These pages are published after PatchSiren validates generated defensive summaries against stored public CVE and source evidence.
CVE-2016-9813 is a denial-of-service issue in GStreamer’s mpegts parser. According to NVD, the _parse_pat function in GStreamer before 1.10.2 can be crashed by a crafted file, leading to a NULL pointer dereference. The impact is availability-only, and the published CVSS 3.0 vector reflects local execution with required user interaction.
CVE-2016-9812 is a high-severity GStreamer bug in the MPEG-TS decoder. A too-small section can trigger an out-of-bounds read in gst_mpegts_section_new, which NVD characterizes as a remote denial-of-service condition. NVD scopes the affected range to GStreamer versions through 1.10.1, and the upstream release notes point to 1.10.2 as the fix point.

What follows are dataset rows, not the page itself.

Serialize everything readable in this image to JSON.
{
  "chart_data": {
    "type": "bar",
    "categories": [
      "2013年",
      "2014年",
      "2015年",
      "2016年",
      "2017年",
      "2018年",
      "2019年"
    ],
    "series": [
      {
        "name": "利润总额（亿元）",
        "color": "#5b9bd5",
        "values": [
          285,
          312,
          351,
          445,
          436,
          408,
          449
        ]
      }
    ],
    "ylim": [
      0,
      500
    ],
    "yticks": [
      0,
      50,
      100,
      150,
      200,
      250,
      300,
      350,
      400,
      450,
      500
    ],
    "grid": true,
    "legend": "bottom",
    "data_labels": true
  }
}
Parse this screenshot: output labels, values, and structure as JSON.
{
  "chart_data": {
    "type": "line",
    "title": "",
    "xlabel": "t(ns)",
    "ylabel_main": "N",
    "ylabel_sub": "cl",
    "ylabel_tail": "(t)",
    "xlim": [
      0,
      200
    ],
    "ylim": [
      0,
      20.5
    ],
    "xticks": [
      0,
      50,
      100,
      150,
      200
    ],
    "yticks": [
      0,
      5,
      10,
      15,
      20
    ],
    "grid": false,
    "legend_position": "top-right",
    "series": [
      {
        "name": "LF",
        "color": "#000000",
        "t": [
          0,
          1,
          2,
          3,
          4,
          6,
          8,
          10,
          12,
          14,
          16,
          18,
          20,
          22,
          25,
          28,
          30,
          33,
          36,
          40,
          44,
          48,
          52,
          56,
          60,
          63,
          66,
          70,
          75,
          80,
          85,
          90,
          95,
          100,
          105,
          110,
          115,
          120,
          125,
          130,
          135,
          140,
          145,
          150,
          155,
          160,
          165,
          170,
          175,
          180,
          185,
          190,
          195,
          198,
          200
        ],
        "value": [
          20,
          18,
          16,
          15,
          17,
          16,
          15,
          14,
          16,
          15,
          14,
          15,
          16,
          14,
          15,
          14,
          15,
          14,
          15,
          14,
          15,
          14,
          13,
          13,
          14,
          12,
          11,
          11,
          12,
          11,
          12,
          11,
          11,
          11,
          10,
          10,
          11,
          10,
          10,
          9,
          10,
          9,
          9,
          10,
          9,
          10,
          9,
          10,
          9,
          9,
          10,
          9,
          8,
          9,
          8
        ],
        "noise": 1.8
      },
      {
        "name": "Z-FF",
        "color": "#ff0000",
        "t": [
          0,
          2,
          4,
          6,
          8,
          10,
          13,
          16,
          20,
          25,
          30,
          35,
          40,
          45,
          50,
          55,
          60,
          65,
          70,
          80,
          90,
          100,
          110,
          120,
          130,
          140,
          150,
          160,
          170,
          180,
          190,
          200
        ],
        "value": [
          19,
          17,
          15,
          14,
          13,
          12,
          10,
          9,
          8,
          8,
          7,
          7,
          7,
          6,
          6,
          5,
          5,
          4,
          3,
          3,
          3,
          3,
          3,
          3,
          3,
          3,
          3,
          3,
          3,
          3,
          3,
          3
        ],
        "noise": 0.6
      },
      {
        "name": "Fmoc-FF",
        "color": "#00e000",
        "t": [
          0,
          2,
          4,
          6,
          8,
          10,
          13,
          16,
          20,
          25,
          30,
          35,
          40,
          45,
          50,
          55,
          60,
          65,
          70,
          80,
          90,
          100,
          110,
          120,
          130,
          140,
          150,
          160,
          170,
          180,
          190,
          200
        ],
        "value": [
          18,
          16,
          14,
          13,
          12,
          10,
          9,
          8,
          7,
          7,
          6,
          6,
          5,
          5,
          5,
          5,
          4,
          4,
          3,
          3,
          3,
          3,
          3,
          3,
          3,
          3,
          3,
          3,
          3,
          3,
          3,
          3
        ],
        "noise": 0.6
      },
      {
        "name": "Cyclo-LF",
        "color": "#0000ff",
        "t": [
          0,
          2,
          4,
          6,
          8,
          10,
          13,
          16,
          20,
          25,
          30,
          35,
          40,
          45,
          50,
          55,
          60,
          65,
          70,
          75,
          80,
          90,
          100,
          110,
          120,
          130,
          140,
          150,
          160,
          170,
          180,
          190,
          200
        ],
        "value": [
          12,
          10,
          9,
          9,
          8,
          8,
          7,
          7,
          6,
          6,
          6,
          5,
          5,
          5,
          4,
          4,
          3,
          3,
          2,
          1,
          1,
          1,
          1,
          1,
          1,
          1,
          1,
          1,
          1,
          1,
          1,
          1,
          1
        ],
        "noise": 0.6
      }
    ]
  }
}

CVE-2016-9810 is a denial-of-service vulnerability in GStreamer’s flxdex decoder. An invalid file can trigger an incorrect unref call in gst_decode_chain_free_internal, leading to an invalid memory read and crash. The affected range in NVD is GStreamer versions up to and including 1.10.1, with the vendor release notes indicating the fix in 1.10.2.
CVE-2016-9809 is an out-of-bounds read issue in GStreamer’s H.264 caps parsing logic. According to NVD, versions of GStreamer through 1.10.1 are affected, and the fix was released in 1.10.2. The vulnerability is associated with a high CVSS score (7.8) and should be treated as a priority for any environment that processes untrusted media content.
CVE-2016-9808 is a remote denial-of-service vulnerability in GStreamer’s FLIC decoder. According to the CVE description and NVD record, crafted skip/count pairs can trigger an out-of-bounds write and crash the process. The affected version range in the NVD CPE data is GStreamer through 1.10.1, with 1.10.2 listed in the vendor release notes as the fixed release.
CVE-2016-9807 is a denial-of-service issue in GStreamer's FLIC decoder. A crafted FLIC file can cause an invalid memory read and crash in flx_decode_chunks (gst/flx/gstflxdec.c) in versions before 1.10.2.